Le délégué syndical FO, qui se dit "plutôt favorable" au projet, reste cependant prudent et attend "d'avoir plus de précisions".
Quant à la CFDT, elle "prend acte de cette démarche de transparence et restera vigilante".
La priorité du syndicat "sera de garantir que tout projet respecte l’emploi en France, les valeurs de l’entreprise et celles des salariés qui la font vivre au quotidien".
Du côté de la CGT, le délégué syndical Thomas Ouvrard fait part de son inquiétude et pressent que "Renault semble préparer le terrain auprès de ses salariés pour faire de l'armement".
Il ajoute :"participer à des projets défense, c'est sortir complètement de notre métier d'origine. Cela pourrait contribuer à la guerre et à enlever des vies".
Renault précise à BFM Business que si un accord devait être conclu - les négocations sont toujours en cours - il n'y aura pas de construction d'usine en Ukraine, mais que ce sont bien uniquement les sites en France qui seront mobilisés.
L'industrie civile au profit des drones
En début d'année, le ministère des Armées avait révélé qu'il voulait impliquer les chaînes industrielles civiles, notamment automobile et chimique, pour être capable de produire en masse certains équipements militaires.
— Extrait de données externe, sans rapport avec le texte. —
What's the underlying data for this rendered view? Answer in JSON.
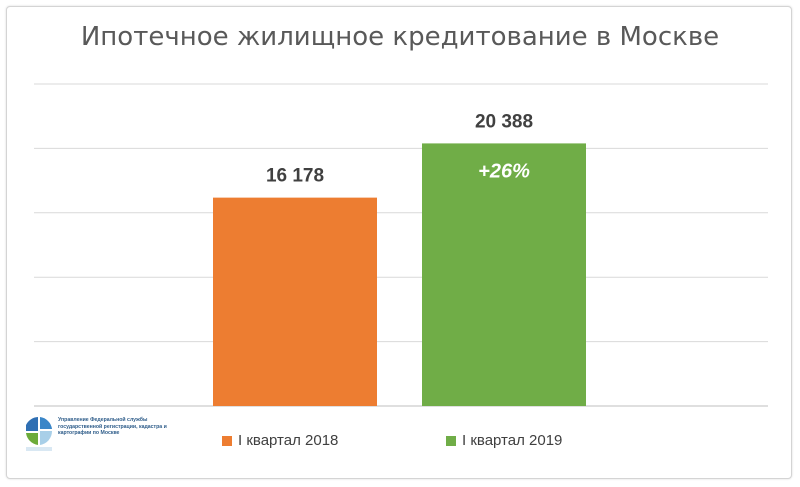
{
  "chart_data": {
    "type": "bar",
    "title": "Ипотечное жилищное кредитование в Москве",
    "categories": [
      "I квартал 2018",
      "I квартал 2019"
    ],
    "values": [
      16178,
      20388
    ],
    "value_labels": [
      "16 178",
      "20 388"
    ],
    "colors": [
      "#ED7D31",
      "#70AD47"
    ],
    "annotation": "+26%",
    "ylim": [
      0,
      25000
    ],
    "grid": true,
    "legend_placement": "bottom",
    "xlabel": "",
    "ylabel": ""
  },
  "logo": {
    "text": "Управление Федеральной службы государственной регистрации, кадастра и картографии по Москве"
  }
}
L'un des projets portait sur la fabrication de drones à une échelle de "plusieurs milliers en quelques mois", avait alors précisé le directeur général pour l'armement, Emmanuel Chiva. Ces projets attendent leur mise en œuvre effective.
Dans son bilan d'activité publié en avril dernier, la DGA indiquait que l'industrie du drone était particulièrement concernée par les possibilités de rapprochement avec l'industrie civile – et l'automobile en particulier – en raison des capacités de production à grande échelle.
"Nous souhaitons avoir la capacité de mettre une charge pyrotechnique sur un drone Delair ou Novadem, sans avoir besoin de faire un nouveau système", avait expliqué Emmanuel Chiva au cours d'une conférence de presse.
La production en masse de drones low-cost, faisant appel à l'écosystème civil, sera expérimentée grandeur nature dès 2026, lors d'un exercice militaire.